There is unlikely to be a significant cost for the rollover itself. Typically, these are $25 – $50 if there is any rollover fee. The real potential cost is if the client’s assets are in back-end load mutual funds.
Is the 3%+ per transaction a commision or a front-end load. If the latter, it is very rare for there to be both front and back end loads on a mutual fund. A simple question to the custodian should answer this. Not to mention in this day and age, any employer who adopts/maintains a retirement plan that subjects their employees to a 3%+ acquisition fee is in fundamental breach of their fiduciary duty.
At a minimum, the client should elect a new SIMPLE IRA custodian for future contributions during the annual notice/enrollment period which ends on 12/31. The employer or current custodian must allow this in a 5304-SIMPLE.
E-Trade, Fidelity, Schwab, TD Ameritrade and Vanguard are examples of custodians offering SIMPLE IRAs with the vast majority of Mutual Funds offerings no-load. Also, most have full brokerage access with little to no transaction fees. They have little to no yearly administrative fees.

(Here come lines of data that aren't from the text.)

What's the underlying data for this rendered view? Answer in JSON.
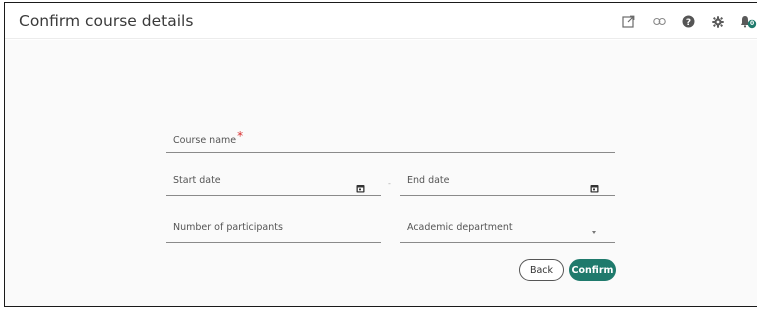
{
  "header": {
    "title": "Confirm course details",
    "notification_badge": "0",
    "icons": [
      "external-link-icon",
      "link-icon",
      "help-icon",
      "settings-icon",
      "notifications-icon"
    ]
  },
  "form": {
    "course_name": {
      "label": "Course name",
      "required_mark": "*",
      "value": ""
    },
    "start_date": {
      "label": "Start date",
      "value": ""
    },
    "date_separator": "-",
    "end_date": {
      "label": "End date",
      "value": ""
    },
    "participants": {
      "label": "Number of participants",
      "value": ""
    },
    "department": {
      "label": "Academic department",
      "value": ""
    }
  },
  "actions": {
    "back_label": "Back",
    "confirm_label": "Confirm"
  },
  "colors": {
    "accent": "#1f7a6c",
    "required": "#d82d2d",
    "frame_border": "#1a1a1a"
  }
}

The 3% is a per transaction fee.  The account is using A shares so there should be no back-end fees.  As much as I agree with you that a 3% brokerage fee per transaction is a breach of fiduciary duty, isn’t that one of the attractive things about SIMPLE IRAs for businesses – no fiduciary oversight versus a 401(k) plan?  
The client is going with a new SIMPLE at TD Ameritrade where I custody my client accounts.  I know that it is now allowed to roll IRAs over into SIMPLE IRAs (though given some of the drawbacks of SIMPLE IRAs, it seems most people want to go the other way).  We will probably combine his IRA and SIMPLE IRA and then roll over the balance from his current SIMPLE custodian to get everything in one place.  Given that I will use no transaction fee funds in his account and, based on the size of his assets, his fees to me will top out around 0.90%, he will be in a far better position, I think.  
Thank you again for all of your help!  

My client was able to open a SIMPLE IRA at TD Ameritrade.  We will roll over the balance in his curren SIMPLE once we are into the new year which will allow him access to much better funds that are cheaper and have better performance.  
I do have a question – the HR director sent my client the entire form 5304 with the section for Model Salary Reduction Agreement fillable so he could enter the information there and DocuSign it for them.  However, since she sent the entire form, it also includes the Model Notification to Eligible Employees that she filled out.  As I read Article II, Section 2a, an employee can modify their election (or change designated financial institutions) “during the 60-day period immediately preceding January 1” of any calendar year.  In the Model Notification section, she indicated that employees who wanted to make changes for the 2022 calendar year were to return the agreement to her by 12/17/2021 which does not seem right.  I understand her wanting some time to get these things entered, but can she legally cut the deadline off two weeks before the Jan 1 deadline specified in the original agreement?  

Notice 98-4, QA E-1 clearly states that employees have the right to modify their salary reduction agreements without restriction in the 60 day period. Therefore, the 12/17 date is not enforceable and was probably specified as a desirable deadline by this plan simply to expedite processing of elections on a timely basis.